## Overview

Our (Katrina Evtimova and I) initial motivation was to see if we could `fix’ a spurious correlation in a dataset by just collecting some examples and fine-tuning on those examples. We also had interest in understanding what changed as we did this and whether the correlation became spurious in another way.

We collected a dataset of cows, with the spurious correlation being the texture of the cow. In particular, they were all rainbow-related and the model (pretrained ResNet18 on imagenet) placed none of them in the top 3 results. An example image is shown below.

Finetuning on just a set of cows resulted in the model shifting its attention to predicting just cows. This was foreseeable and also not good because the result was that its performance on ImageNet suffered dramatically.

Consequently, we tried a test where we made a new training set consisting of $$10$$ spurious cows (rainbow cows) and a single image from each of the classes in ImageNet for a total of $$1010$$ images. We then tested on two datasets:

1. Test Cows: Another 15 spurious cows.
2. ImageNet Val: The ImageNet validation set.

To our surprise, this did ok. ImageNet didn’t suffer too much and the model became predictive of the cows. This suggested further investigation.

The main question now was if this effect was predictable. If this is actually a legitimate strategy for addressing spurious correlations, then we’d expect that there would be a pronounced and monotonic improvement in the resulting ImageNet efficacies when including different numbers of classes from the range $$[100, 1000]$$. The ideal would be to preserve the efficacy on the 50k-size validation set while succeeding at learning these new cows. We would also like to see that not just the Top{1, 5} preserve, but also that the probability distributions do not change too much.

The figures below show the Top1 and Top5 accuracies by number of classes in the training set. Below them is a similar graph but for KL, where KL is given by:

$\mathbb{E}_{\mathrm{ImageNet~Val}}\left[KL(\theta || \theta') \right]$

Here, $$\theta$$ are the pre-trained ResNet18 weights and $$\theta'$$ are the weights after training the model until the Test Cows have accuracy $$> 0.9$$. The training set consists of one example from each of $$N$$ classes, plus $$10$$ spurious cows from the same distribution as Test Cows. We use a single seed for all of these runs, as well as do full batch training.

Looking at the Top1 and Top5 accuracies, and remembering that the original Top1 and Top5 accuracies are $$69.57$$ and $$89.24$$, we see that the lower learning rate models (1e-3 and below) do a better job of preserving the accuracy. There is a loose trend that the higher the number of classes, the more likely it is to keep the accuracy, but this is not consistent enough to confidently suggest it as being legitimate.

Considering the graphs of KL below, we see the same effect wrt learning rate; The lower the learning rate, the more likely it is that the model has a low average KL. However, we again see that it is not a consistent effect.
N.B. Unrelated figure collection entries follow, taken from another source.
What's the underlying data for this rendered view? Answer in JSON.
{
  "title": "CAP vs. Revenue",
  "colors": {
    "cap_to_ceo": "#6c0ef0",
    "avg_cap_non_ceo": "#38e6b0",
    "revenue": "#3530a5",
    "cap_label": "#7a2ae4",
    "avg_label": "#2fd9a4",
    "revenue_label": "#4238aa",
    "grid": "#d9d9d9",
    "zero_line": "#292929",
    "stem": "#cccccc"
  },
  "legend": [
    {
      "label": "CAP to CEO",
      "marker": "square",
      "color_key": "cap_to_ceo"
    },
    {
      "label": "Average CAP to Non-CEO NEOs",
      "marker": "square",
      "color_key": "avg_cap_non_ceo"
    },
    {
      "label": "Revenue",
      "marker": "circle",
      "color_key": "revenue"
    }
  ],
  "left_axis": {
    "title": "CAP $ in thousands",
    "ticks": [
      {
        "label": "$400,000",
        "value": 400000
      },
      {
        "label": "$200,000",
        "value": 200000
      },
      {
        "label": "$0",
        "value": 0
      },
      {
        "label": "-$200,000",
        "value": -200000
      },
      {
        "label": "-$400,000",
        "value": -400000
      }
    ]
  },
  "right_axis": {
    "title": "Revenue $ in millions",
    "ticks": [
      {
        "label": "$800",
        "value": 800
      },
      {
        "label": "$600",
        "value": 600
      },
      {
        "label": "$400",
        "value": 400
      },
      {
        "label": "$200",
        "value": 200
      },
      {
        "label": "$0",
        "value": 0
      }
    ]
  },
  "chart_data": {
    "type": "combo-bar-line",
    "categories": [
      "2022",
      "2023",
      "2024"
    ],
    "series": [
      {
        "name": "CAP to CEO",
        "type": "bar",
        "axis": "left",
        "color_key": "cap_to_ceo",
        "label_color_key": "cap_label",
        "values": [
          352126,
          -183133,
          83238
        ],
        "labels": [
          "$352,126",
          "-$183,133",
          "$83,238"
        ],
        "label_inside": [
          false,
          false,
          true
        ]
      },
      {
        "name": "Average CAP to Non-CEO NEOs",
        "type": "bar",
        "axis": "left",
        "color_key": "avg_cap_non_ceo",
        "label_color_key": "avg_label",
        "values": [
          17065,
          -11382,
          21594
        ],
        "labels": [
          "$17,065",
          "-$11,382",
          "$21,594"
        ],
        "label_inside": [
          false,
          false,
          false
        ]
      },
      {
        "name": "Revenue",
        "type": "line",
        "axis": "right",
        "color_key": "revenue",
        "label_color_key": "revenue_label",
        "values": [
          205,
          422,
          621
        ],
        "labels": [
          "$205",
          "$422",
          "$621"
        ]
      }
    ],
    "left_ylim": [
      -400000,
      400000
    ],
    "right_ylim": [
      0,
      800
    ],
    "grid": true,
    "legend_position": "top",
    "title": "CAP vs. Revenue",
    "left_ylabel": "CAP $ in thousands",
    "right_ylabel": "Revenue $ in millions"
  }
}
All of the low learning rates (1e-3 and lower) seem to have their nadir at $$500$$ classes, which is contrary to any hypothesis we could make around the more classes the better.

To make the inconsistency argument explicit, it seems that while $$500$$ is approximately as good as $$1000$$ classes, it appears that $$800$$ is worse. These results are not indicative of this approach being a reliable method for addressing spurious correlations.

## Does this help the model learn about cows?

Did this approach help the model learn about “cow”, about “rainbow cow”, or does it now just predict cows more?

The two figures below show the results of testing on a held out set of nine cows after training on the Imagenet + Rainbow Cows training set. All of the images in this held out set were marked incorrectly beforehand training and none of them are rainbow cows.

If fixing this spurious correlation meant the models now knew “cow”, then we’d expect the results to be successful across the board. In other words, we’d expect that no matter the learning rate, the model would reach a high accuracy.

On the other hand, if the model just learned about “rainbow cow”, then we’d see it have a low accuracy regardless of learning rate on this held out set.

Finally, if the model had just learned to predict cows a little bit more, then we’d expect that the higher the learning rate, the higher the accuracy on this held out set. This is because the model would have a tougher time very slightly increasing the cow efficacy with higher learning rates than with lower learning rates. The result would be that for this challenging further test set, it would be more likely to say it’s a cow in situations where it has been pulled more towards saying indiscriminately that everything is “cow”.

By and large, the figures above suggest the third scenario. All of the models have middling accuracy, but the lower learning rates (blue and orange) are the lowest across the class number.

## Discussion

We don’t really want a model that can just do cows a bit better at the expense of lots of other data. And we do see the latter happening given that roughly ~$$300$$ images from the validation set flip from being recognized to not being recognized.

The most likely story here is that the lower the learning rate, the easier it is for the model to wiggle its way into a space where it doesn’t diminish too much from the original results while learning to predict cow just a little bit more. That’s not what we want in our models, and so our conclusion is that this procedure is not likely to address the main concern of no longer having this spurious correlation. However, it’s possible that a way to do that would be to use the techniques we made to find the spurious correlation, then train on that from scratch.